Une gestion de masse uniforme et inégalitaire

« Les modalités de gestion des enseignants, en particulier leurs règles d’affectation et de mutation, ne permettent pas au système éducatif de s’adapter pour répondre aux besoins des élèves sur le terrain.
« Le ministère de l’éducation nationale ne sait pas mesurer les besoins scolaires des élèves de façon fiable et représentative pour en tirer les conséquences sur les moyens à mettre en œuvre au sein de chaque établissement. Les postes d’enseignants sont répartis sur le territoire selon des critères qui ne caractérisent que partiellement et indirectement les difficultés des élèves (On ne sait même pas mesurer les moyens… et on veut embaucher en masse !)
« Ainsi, les enseignants du secteur public ne sont affectés dans une école ou un établissement ni en fonction des besoins des élèves concernés, ni en fonction de leurs compétences individuelles. Ils sont choisis informatiquement, par l’application d’un barème automatique que le Conseil d’Etat a jugé à trois reprises illégal (Le ministère viole la loi, et s’en tape).
« De façon plus globale, la prise en compte du mérite dans la rémunération des enseignants est particulièrement faible pour des cadres de la fonction publique. L’avancement selon des barèmes privilégiant l’ancienneté demeure dominant (Avancement à l’ancienneté… C’est un massacre collectif).
« Dans ces conditions, les règles de gestion créent des effets pervers au détriment des jeunes enseignants et des postes les plus sensibles pour les élèves. Dans le second degré, 45 % des jeunes enseignants affectés sur leur premier poste le sont dans les deux académies les moins attractives, provoquant par la suite des départs massifs. Le système fonctionne donc au détriment des établissements qui accueillent les élèves les plus fragiles et des enseignants les moins expérimentés (Non, mais vous avez lu ! C’est grave grave grave grave).

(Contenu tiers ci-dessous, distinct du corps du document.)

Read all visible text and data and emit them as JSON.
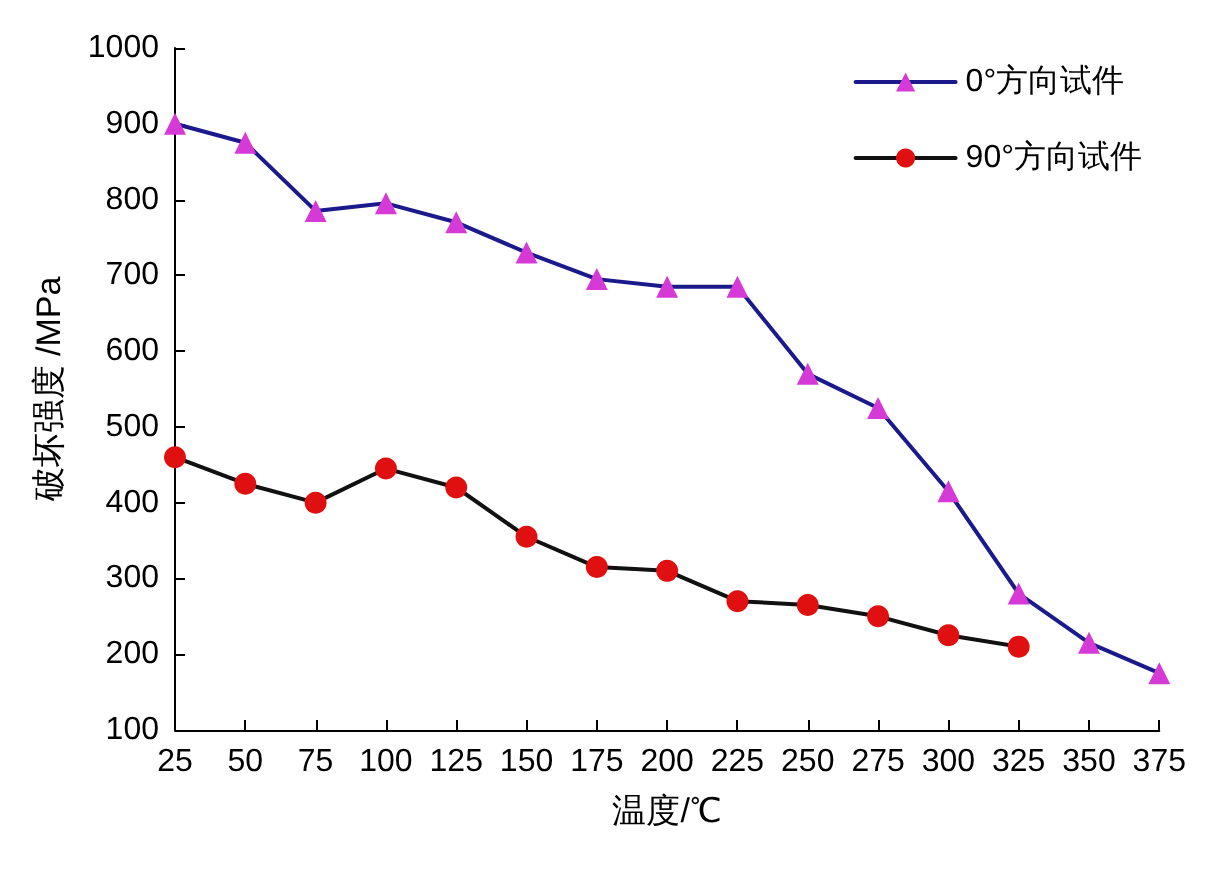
{
  "chart_data": {
    "type": "line",
    "xlabel": "温度/℃",
    "ylabel": "破坏强度 /MPa",
    "x": [
      25,
      50,
      75,
      100,
      125,
      150,
      175,
      200,
      225,
      250,
      275,
      300,
      325,
      350,
      375
    ],
    "series": [
      {
        "name": "0°方向试件",
        "color": "#d63ad6",
        "marker": "triangle",
        "values": [
          900,
          875,
          785,
          795,
          770,
          730,
          695,
          685,
          685,
          570,
          525,
          415,
          280,
          215,
          175
        ]
      },
      {
        "name": "90°方向试件",
        "color": "#e01010",
        "marker": "circle",
        "values": [
          460,
          425,
          400,
          445,
          420,
          355,
          315,
          310,
          270,
          265,
          250,
          225,
          210,
          null,
          null
        ]
      }
    ],
    "xlim": [
      25,
      375
    ],
    "xticks": [
      25,
      50,
      75,
      100,
      125,
      150,
      175,
      200,
      225,
      250,
      275,
      300,
      325,
      350,
      375
    ],
    "ylim": [
      100,
      1000
    ],
    "yticks": [
      100,
      200,
      300,
      400,
      500,
      600,
      700,
      800,
      900,
      1000
    ],
    "grid": false,
    "legend": "top right",
    "line_style": "solid"
  }
}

Gestion des ressources humaines : nul

« Les enseignants appartiennent aux cadres de la fonction publique de l’État, c’est-à-dire aux catégories A et A+. Dans ce contexte, leur rémunération apparaît faible à plusieurs égards.
« La rémunération nette annuelle des enseignants est inférieure de 35 % à celle d’un cadre non enseignant de la fonction publique, essentiellement en raison d’un niveau de primes plus faible. Par ailleurs, les enseignants français gagnent entre 15 et 20 % de moins que leurs homologues des États membres de l’Union européenne et des pays membres de l’OCDE, à leur début de carrière comme après 15 ans d’ancienneté. Même corrigées du temps de travail, ces données restent sensiblement défavorables aux enseignants français, surtout dans le primaire (On se croirait en Soviétie de la belle époque… La Cour des Comptes n’a rien contre les enseignants : elle les estime trop nombreux, mal gérés et mal payés).
« Historiquement, le choix a donc été fait de favoriser le nombre d’enseignants plutôt que le niveau de leur rémunération (Et le compagnon de Valérie veut en ajouter 60.000... Stop !!!)
« S’agissant du déroulement de leur carrière, les enseignants, dans leur grande majorité, n’ont pas de perspective de carrière autre qu’une mobilité géographique. A défaut de parcours de carrière se traduisant par une prise de responsabilité progressive, la plupart des enseignants exercent les mêmes fonctions tout au long de leur vie professionnelle. (Ca me tue de lire çà)
« L’environnement des enseignants apparaît par ailleurs peu adapté au partage des difficultés qu’ils rencontrent au quotidien : l’équipe pédagogique n’a pas toujours de réalité, la relation avec l’encadrement est plus ou moins distante, il n’existe pas de personne ressource dédiée à l’appui des enseignants au sein des établissements. La formation continue est également insatisfaisante (Attendez, vous avez bien lu : l’équipe pédagogique n’a pas toujours de réalité… C’est dingue !)

Conclusion

« Le système éducatif ne parvient ni à répondre aux besoins des élèves, ce dont atteste la dégradation des résultats de la France, ni aux attentes professionnelles des enseignants. Dans cette situation, le problème n’est pas celui du nombre d’enseignants ou d’une insuffisance de moyens : la réduction du nombre d’enseignants au cours de la révision générale des politiques publiques, comme son augmentation programmée sur cinq ans, sont vaines si elles se font à règles de gestion inchangées. C’est l’utilisation des moyens existants qui pose problème : la gestion des enseignants se caractérise en effet depuis de nombreuses années par de multiples dysfonctionnements (Vous avez bien lu : dans cette situation, le problème n’est pas celui du nombre d’enseignants… Et si après çà, le leader minimo persévère, c’est vraiment qu’il se fout du monde).
« La Cour estime, au terme de son enquête, qu’une réforme d’ensemble des modalités de gestion des personnels enseignants est nécessaire. Il faut renverser la logique, issue de la massification de l’enseignement et de la pression d’un égalitarisme de façade, selon laquelle tous les enseignants sont interchangeables et tous les élèves ont les mêmes besoins. Enseignants comme élèves ont tout à y gagner ».

 Alors on fait quoi ?

« Dans ce contexte, la Cour formule une série de recommandations, qui forment un tout indissociable et s’articulent autour de quatre axes :
1.  Redéfinir le métier enseignant en adaptant en particulier les obligations réglementaires de service ;
2.  Mieux valoriser les ressources humaines, au niveau individuel et des équipes ;
3.  Affecter les enseignants en fonction de la réalité des postes et des projets d’établissement ;
4.  Assurer une gestion de proximité. »

Donc on arrête le délire d’embaucher 60.000 enseignants, et on traite les questions jamais traitées depuis 1950. Merci la Cour.